Days and Lives :: Labor

Prisoner: Thomas Sgovio

“General work was pretty much the same as in Razvedchik. I was on the day shift – twelve hours, plus another two deepening drainage ditches. After work we were put to work in and around the camp carrying timber. There were about a hundred men in the carpenter brigade; most of them were simple, hard working peasants. They worked in groups here, there, and everywhere – in the gold fields building stockades and sluice troughs – in the convict camp site – in the free-citizens’ settlement. There was a shortage of everything except timber. The bulk of the carpenters worked in the gold-fields – that came first. Then the free-citizens’ settlement, and last came the prisoners barracks. As a result, winter came and we slept in tent covered structures.”

Prisoner Labor Gang

Tufta

Prisoners who could not avoid general labor needed to learn how to cheat while in the forest or the mines. Officials required prisoners to fulfill a certain labor quota everyday—to mine a certain number of tons of coal, or cut a certain number of cubic feet of timber. They set quotas at levels impossible to fulfill given the climate and the poor food provisions, but survival often depended upon receiving that full ration of food. So, the prisoners invented numerous ingenious ways to cheat on their quotas, a practice referred to as tufta or tukhta.
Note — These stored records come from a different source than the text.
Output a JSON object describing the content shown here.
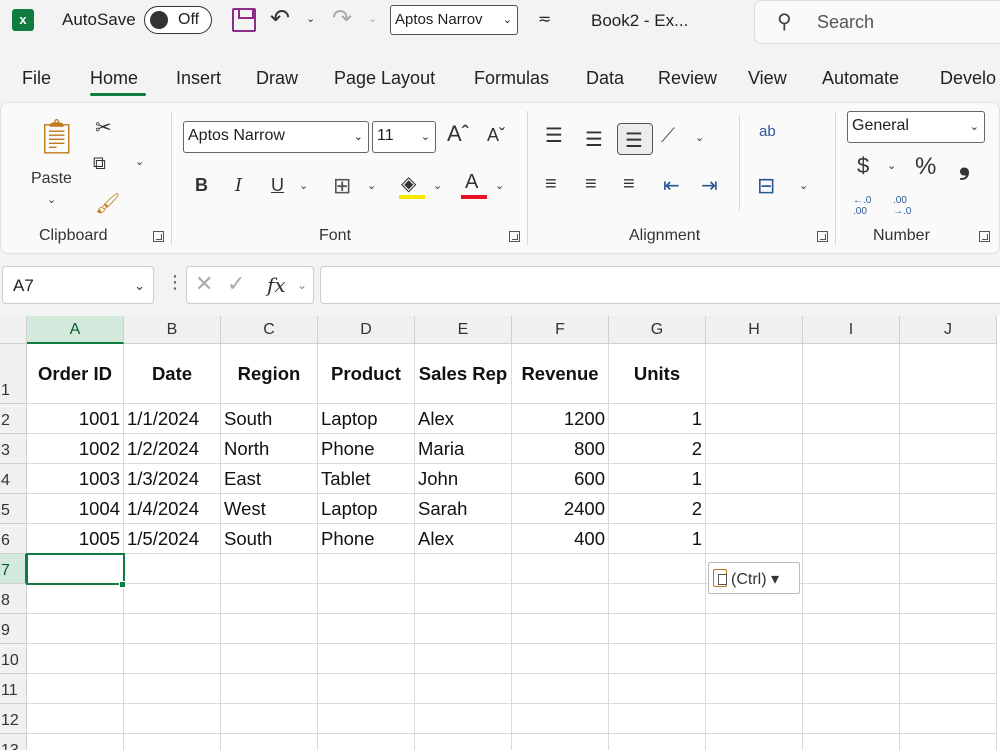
{
  "titlebar": {
    "logo_letter": "x",
    "autosave_label": "AutoSave",
    "autosave_state": "Off",
    "qat_font": "Aptos Narrov",
    "doc_title": "Book2  -  Ex...",
    "search_placeholder": "Search"
  },
  "tabs": [
    "File",
    "Home",
    "Insert",
    "Draw",
    "Page Layout",
    "Formulas",
    "Data",
    "Review",
    "View",
    "Automate",
    "Develo"
  ],
  "active_tab": "Home",
  "ribbon": {
    "clipboard": {
      "paste_label": "Paste",
      "group_label": "Clipboard"
    },
    "font": {
      "font_name": "Aptos Narrow",
      "font_size": "11",
      "bold": "B",
      "italic": "I",
      "underline": "U",
      "font_color_glyph": "A",
      "group_label": "Font",
      "highlight_color": "#f7e600",
      "font_color": "#e81123"
    },
    "alignment": {
      "group_label": "Alignment",
      "wrap_glyph": "ab"
    },
    "number": {
      "format": "General",
      "currency": "$",
      "percent": "%",
      "comma": "❟",
      "increase_decimal": "←.0 .00",
      "decrease_decimal": ".00 →.0",
      "group_label": "Number"
    }
  },
  "formula_bar": {
    "name_box": "A7",
    "fx": "fx",
    "formula": ""
  },
  "grid": {
    "columns": [
      "A",
      "B",
      "C",
      "D",
      "E",
      "F",
      "G",
      "H",
      "I",
      "J"
    ],
    "rows": [
      "1",
      "2",
      "3",
      "4",
      "5",
      "6",
      "7",
      "8",
      "9",
      "10",
      "11",
      "12",
      "13"
    ],
    "selected_column": "A",
    "selected_row": "7",
    "headers": [
      "Order ID",
      "Date",
      "Region",
      "Product",
      "Sales Rep",
      "Revenue",
      "Units"
    ],
    "data": [
      [
        "1001",
        "1/1/2024",
        "South",
        "Laptop",
        "Alex",
        "1200",
        "1"
      ],
      [
        "1002",
        "1/2/2024",
        "North",
        "Phone",
        "Maria",
        "800",
        "2"
      ],
      [
        "1003",
        "1/3/2024",
        "East",
        "Tablet",
        "John",
        "600",
        "1"
      ],
      [
        "1004",
        "1/4/2024",
        "West",
        "Laptop",
        "Sarah",
        "2400",
        "2"
      ],
      [
        "1005",
        "1/5/2024",
        "South",
        "Phone",
        "Alex",
        "400",
        "1"
      ]
    ]
  },
  "paste_options": "(Ctrl)",
  "colors": {
    "accent": "#107c41"
  }
}
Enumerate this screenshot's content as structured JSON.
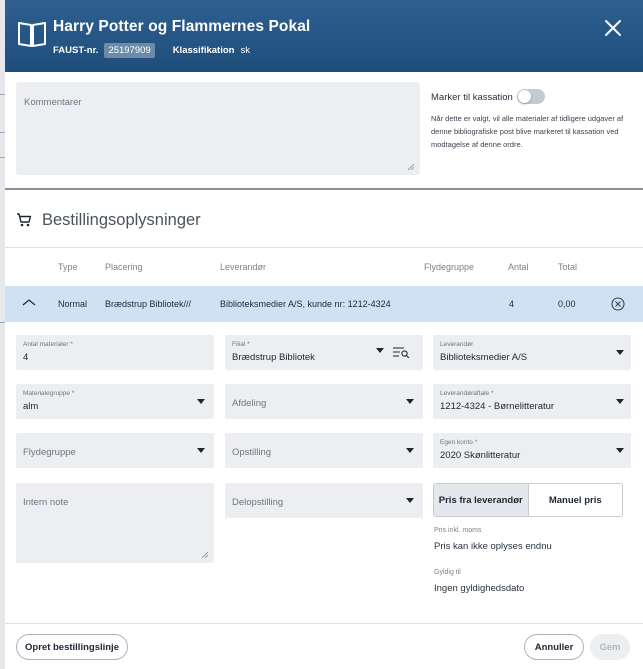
{
  "header": {
    "title": "Harry Potter og Flammernes Pokal",
    "faust_label": "FAUST-nr.",
    "faust_value": "25197909",
    "klass_label": "Klassifikation",
    "klass_value": "sk"
  },
  "comment": {
    "placeholder": "Kommentarer"
  },
  "kassation": {
    "label": "Marker til kassation",
    "enabled": false,
    "description": "Når dette er valgt, vil alle materialer af tidligere udgaver af denne bibliografiske post blive markeret til kassation ved modtagelse af denne ordre."
  },
  "section": {
    "title": "Bestillingsoplysninger"
  },
  "table": {
    "headers": [
      "Type",
      "Placering",
      "Leverandør",
      "Flydegruppe",
      "Antal",
      "Total"
    ],
    "row": {
      "type": "Normal",
      "placering": "Brædstrup Bibliotek///",
      "leverandor": "Biblioteksmedier A/S, kunde nr: 1212-4324",
      "flydegruppe": "",
      "antal": "4",
      "total": "0,00"
    }
  },
  "form": {
    "antal": {
      "label": "Antal materialer *",
      "value": "4"
    },
    "filial": {
      "label": "Filial *",
      "value": "Brædstrup Bibliotek"
    },
    "leverandor": {
      "label": "Leverandør",
      "value": "Biblioteksmedier A/S"
    },
    "materialegruppe": {
      "label": "Materialegruppe *",
      "value": "alm"
    },
    "afdeling": {
      "placeholder": "Afdeling"
    },
    "leverandoraftale": {
      "label": "Leverandøraftale *",
      "value": "1212-4324 - Børnelitteratur"
    },
    "flydegruppe": {
      "placeholder": "Flydegruppe"
    },
    "opstilling": {
      "placeholder": "Opstilling"
    },
    "egen_konto": {
      "label": "Egen konto *",
      "value": "2020 Skønlitteratur"
    },
    "intern_note": {
      "placeholder": "Intern note"
    },
    "delopstilling": {
      "placeholder": "Delopstilling"
    }
  },
  "pricing": {
    "option_supplier": "Pris fra leverandør",
    "option_manual": "Manuel pris",
    "price_label": "Pris inkl. moms",
    "price_value": "Pris kan ikke oplyses endnu",
    "valid_label": "Gyldig til",
    "valid_value": "Ingen gyldighedsdato"
  },
  "footer": {
    "create_line": "Opret bestillingslinje",
    "cancel": "Annuller",
    "save": "Gem"
  },
  "colors": {
    "header_bg": "#1f4e7c",
    "selected_row": "#cfe2f4",
    "field_bg": "#eceef1"
  }
}
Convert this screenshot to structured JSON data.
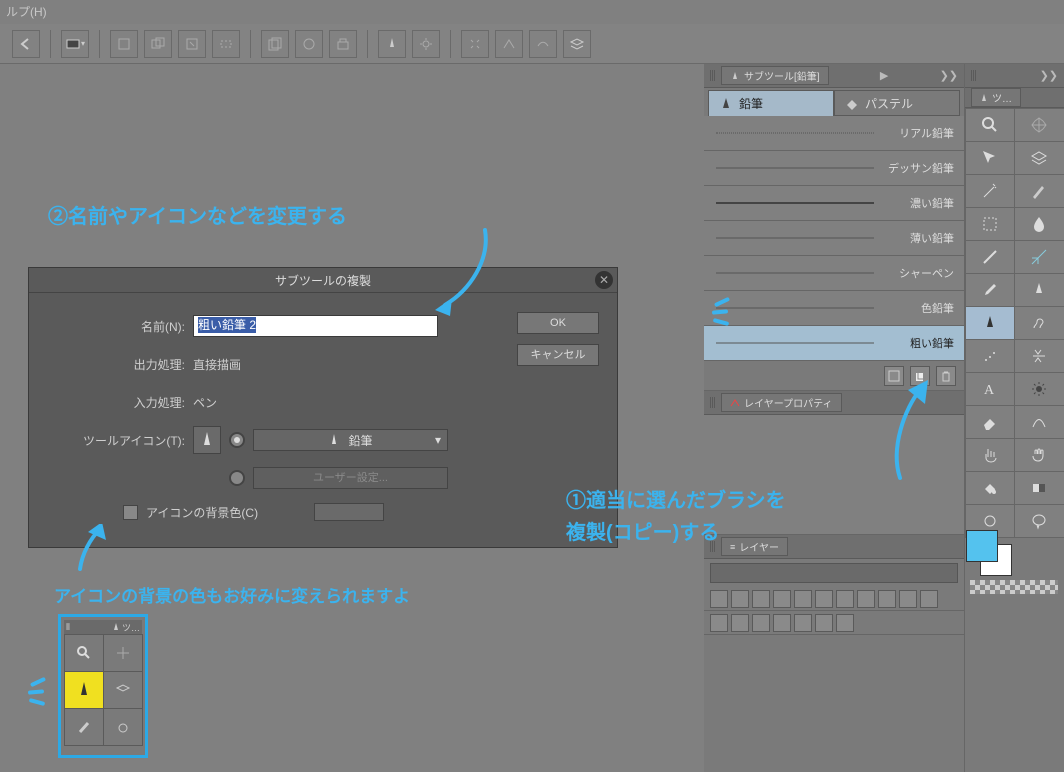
{
  "menu": {
    "help": "ルプ(H)"
  },
  "annotations": {
    "step2": "②名前やアイコンなどを変更する",
    "step1a": "①適当に選んだブラシを",
    "step1b": "複製(コピー)する",
    "tip": "アイコンの背景の色もお好みに変えられますよ"
  },
  "dialog": {
    "title": "サブツールの複製",
    "name_label": "名前(N):",
    "name_value": "粗い鉛筆 2",
    "output_label": "出力処理:",
    "output_value": "直接描画",
    "input_label": "入力処理:",
    "input_value": "ペン",
    "toolicon_label": "ツールアイコン(T):",
    "toolicon_value": "鉛筆",
    "usersetting": "ユーザー設定...",
    "iconbg_label": "アイコンの背景色(C)",
    "ok": "OK",
    "cancel": "キャンセル"
  },
  "panels": {
    "subtool_tab": "サブツール[鉛筆]",
    "tools_tab": "ツ…",
    "layerprop": "レイヤープロパティ",
    "layers": "レイヤー",
    "tab_pencil": "鉛筆",
    "tab_pastel": "パステル"
  },
  "brushes": [
    {
      "name": "リアル鉛筆"
    },
    {
      "name": "デッサン鉛筆"
    },
    {
      "name": "濃い鉛筆"
    },
    {
      "name": "薄い鉛筆"
    },
    {
      "name": "シャーペン"
    },
    {
      "name": "色鉛筆"
    },
    {
      "name": "粗い鉛筆"
    }
  ],
  "mini_label": "ツ…",
  "colors": {
    "annotation": "#3bb3ee",
    "fg": "#54c2ee",
    "bg": "#ffffff"
  }
}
Eugenia Ginzburg recalled tufta in the forests. “This forest is full of piles of timber cut by previous work gangs. No one ever counted how many there are…If you saw a small section at each end, it looks as if it had just been cut. Then you stack them up in another place, and there’s your norm…This trick, which we christened ‘freshening up the sandwiches,’ saved our lives for the time being…[W]e laid the foundation of our pile with trees we had really cut down ourselves, leaving a couple or so we had felled but not yet sawn up to create the impression that we were hard at it. Then we went to fetch some of the old logs, ‘freshening up’ their ends and stacking them up on our pile.”